*trigger warning: sexual assault*
I personally first acquired information about Restorative Justice after a visit back in 2019 to the Ella Baker Center in Oakland, California. On our tour of the center, they showed us a mediation room specifically meant for using restorative justice with incarcerated folks which I believe were the beginnings of their current program called “Restore Oakland”. This program is a combination of both the Ella Baker Center of Human Rights and Restaurant Opportunities Centers United which joined forces to focus on many pillars of community healing and resolving conflict while using the restaurant industry to teach about business and accountability. Accountability is a vast part of restorative justice and without it, no healing or healthy progress can occur. The offender has to understand the mistakes they made and only then is there potential to move forward.
Said best by Howard Zehr, a restorative justice pioneer, restorative justice is “...a process to involve, to the extent possible, those who have a stake in a specific offense and to collectively identify and address harms, needs, obligations, in order to heal and put things as right as possible”. Restorative justice is, in very short terms, another form or method of achieving justice. It has indigenous roots, both African and Native American, and it views crime as a harmful act against the community as a whole rather than a harmful act against the system or state. Restorative justice had been practiced by numerous indigenous tribes and communities for years until it was disrupted by colonization and the arrival of Euro-centric values. Chapter two of Fania E. Davis’ The Little Book of Race and Restorative Justice goes into great detail about the indigenous tribes in Africa and Native Americans in Canada who used restorative justice which is a read I highly encourage. Davis quotes an author who wrote a book about indigenous teachings and the roots of restorative justice, Kay Pranis, to explain that restorative justice has a much deeper meaning and significance that non-Indigenous people will not be able to see at the surface level. “‘...the roots [of restorative justice] are in the world view of indigenous people – the understanding of interconnectedness and the dignity of all parts of creation…’” (Davis 20). Without understanding how vital relations and interrelatedness are to indigenous communities we will never understand restorative justice in its entirety. Davis also assures us that if performed properly we can avoid cultural appropriation, but it’s important to recognize the indigenous roots and name that in your space before utilizing restorative justice as community healing.

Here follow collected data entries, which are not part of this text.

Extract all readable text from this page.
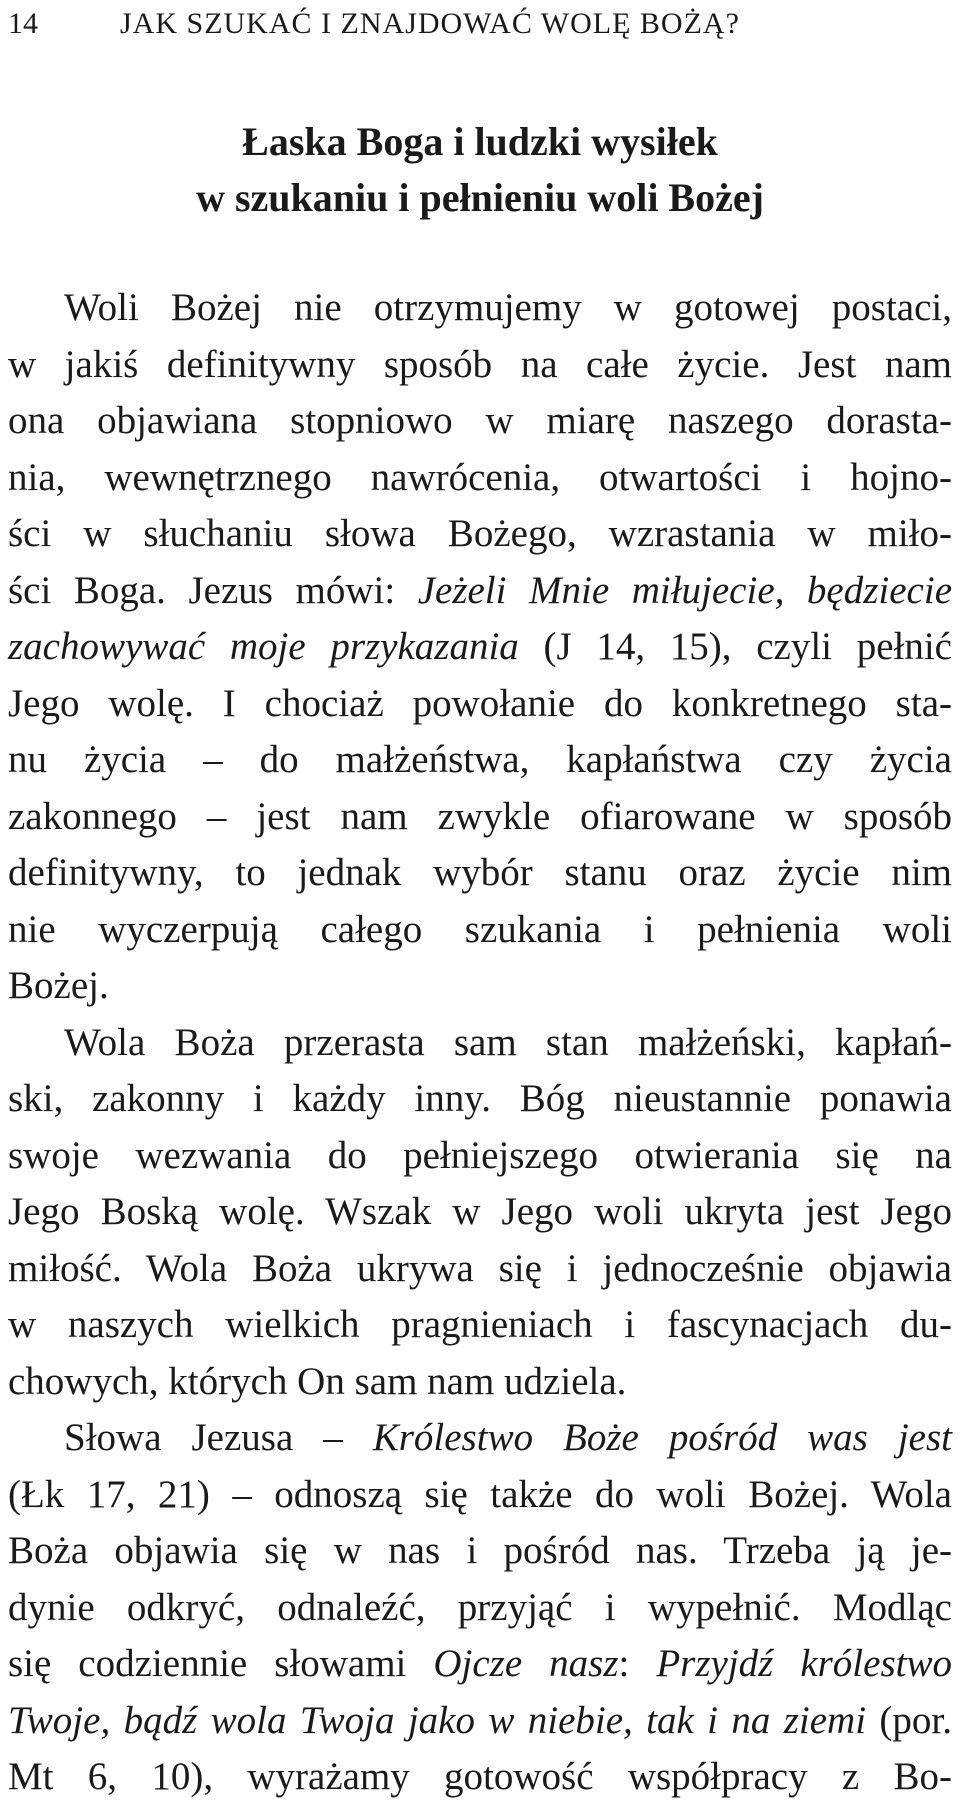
14	JAK SZUKAĆ I ZNAJDOWAĆ WOLĘ BOŻĄ?
Łaska Boga i ludzki wysiłek
w szukaniu i pełnieniu woli Bożej
Woli Bożej nie otrzymujemy w gotowej postaci,
w jakiś definitywny sposób na całe życie. Jest nam
ona objawiana stopniowo w miarę naszego dorasta-
nia, wewnętrznego nawrócenia, otwartości i hojno-
ści w słuchaniu słowa Bożego, wzrastania w miło-
ści Boga. Jezus mówi: Jeżeli Mnie miłujecie, będziecie
zachowywać moje przykazania (J 14, 15), czyli pełnić
Jego wolę. I chociaż powołanie do konkretnego sta-
nu życia – do małżeństwa, kapłaństwa czy życia
zakonnego – jest nam zwykle ofiarowane w sposób
definitywny, to jednak wybór stanu oraz życie nim
nie wyczerpują całego szukania i pełnienia woli
Bożej.
Wola Boża przerasta sam stan małżeński, kapłań-
ski, zakonny i każdy inny. Bóg nieustannie ponawia
swoje wezwania do pełniejszego otwierania się na
Jego Boską wolę. Wszak w Jego woli ukryta jest Jego
miłość. Wola Boża ukrywa się i jednocześnie objawia
w naszych wielkich pragnieniach i fascynacjach du-
chowych, których On sam nam udziela.
Słowa Jezusa – Królestwo Boże pośród was jest
(Łk 17, 21) – odnoszą się także do woli Bożej. Wola
Boża objawia się w nas i pośród nas. Trzeba ją je-
dynie odkryć, odnaleźć, przyjąć i wypełnić. Modląc
się codziennie słowami Ojcze nasz: Przyjdź królestwo
Twoje, bądź wola Twoja jako w niebie, tak i na ziemi (por.
Mt 6, 10), wyrażamy gotowość współpracy z Bo-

There are two common competing narratives of restorative justice. The first narrative speaks to the recent rise of restorative justice in North America and a few other parts of the world in the 1970s while the second narrative is closely related to Fania Davis’ researched understanding of restorative justice: a practice that has been used for almost as long as humans and the first societies have walked this Earth. Steve Mulligan in his article “From Retribution to Repair: Juvenile Justice and the History of Restorative Justice” discusses these two competing narratives, where they originated from, and their prevailing critiques. There are critiques of both narratives, but restorative justice, in general, has a societal view as being a “soft approach” to crime and both offenders and victims will not take the process seriously. It is so ingrained in us, especially Americans, that severe punishment, like jail time or worse such as capital punishment, for a crime is justice. But, multiple studies have shown that incarceration and separation from society do not stop offenders from committing crimes. Not only that, but thousands of people are being falsely incarcerated and more so Black people in the U.S at an incredibly alarming rate. Maybe it’s time to consider a different method that breaks down the main points of the harm enacted and focuses on healing rather than blaming in order for everyone to find peace and true justice for all.
The biggest difference between restorative justice and our current criminal justice system, which uses retributive justice, is that in the adversarial system there are purposely two or more parties. There is going to be a specific “winner” and “loser” whether you are fighting another person or fighting against the state, but in restorative justice, there are no sides. Everyone is on the same team working towards the same goal: finding peace and healing through community building. Drawing back to Davis’ work she explains that restorative justice views retributive justice as “unacceptable” because an eye for an eye and a tooth for a tooth only perpetuates that same cycle of violence. People will continue to feel and want vengeance for what was done to them or a loved one and the only way to break that cycle is to heal and truly understand one another. We, as a community, need to stop viewing the world and ourselves as individualistic and work towards a better understanding of each other and the power of interrelatedness.
Restorative justice can be used in so many other spaces other than in the criminal justice system. There are many programs attached to our justice systems such as peer court and reconciliation programs that utilize restorative justice, but restorative justice can also be used at home, in your friend groups, or in that one club that you’re a member of. The main ingredients and purposes of RJ are accountability, healing, and finding peace after harm has been done and some harms can happen at home and in our own personal circles. It’s important that we not throw these conflicts under the rug and face them with a willingness to take accountability and to learn in order to grow and sustain community.
The Restorative Justice Center here at Berkeley would be more than happy to help out with all of your mediation needs for both students and faculty members. We will be able to host and assist with mediating conflict, creating peace-building circles for big groups as well as team-building circles whose purpose isn’t to restore conflict but to establish a stronger trust and community for your team. We also offer other services such as training and workshops if you or you and your friend group want to work on personal skills such as recognizing racial harms or even learning more about restorative justice itself and being able to hold your own space. The RJC at Cal also encourages you to look beyond our services and seek out other ways of diving deeper into restorative justice such as locally in Oakland at the Ella Baker Center.
There are times when I question restorative justice and how useful it truly would be for certain situations. Drawing back to Mulligan’s work he discusses Eskimo’s legal system and how their system encourages killing and even the death penalty for specific crimes such as “sexual offenses, homicide, excessive lying, and insults” (Mulligan 146). Offenses such as pedophilia and sexual assault are incredibly detrimental and, in my opinion, are some of the worst acts a human can make. Would it be worth it to give the offender a chance? To go through mediation and allow them to mend such a heinous crime? We give other offenders a chance with restorative justice for other crimes, so wouldn’t it be discriminatory to not allow it for certain offenses such as pedophilia and rape? Would you be able to sit through a restorative justice process or mediation if an offender committed such a horrible crime against you or a loved one? These are all questions I ask myself every day, but I have to have faith that understanding and healing are much better alternatives than disproportionate mass incarceration.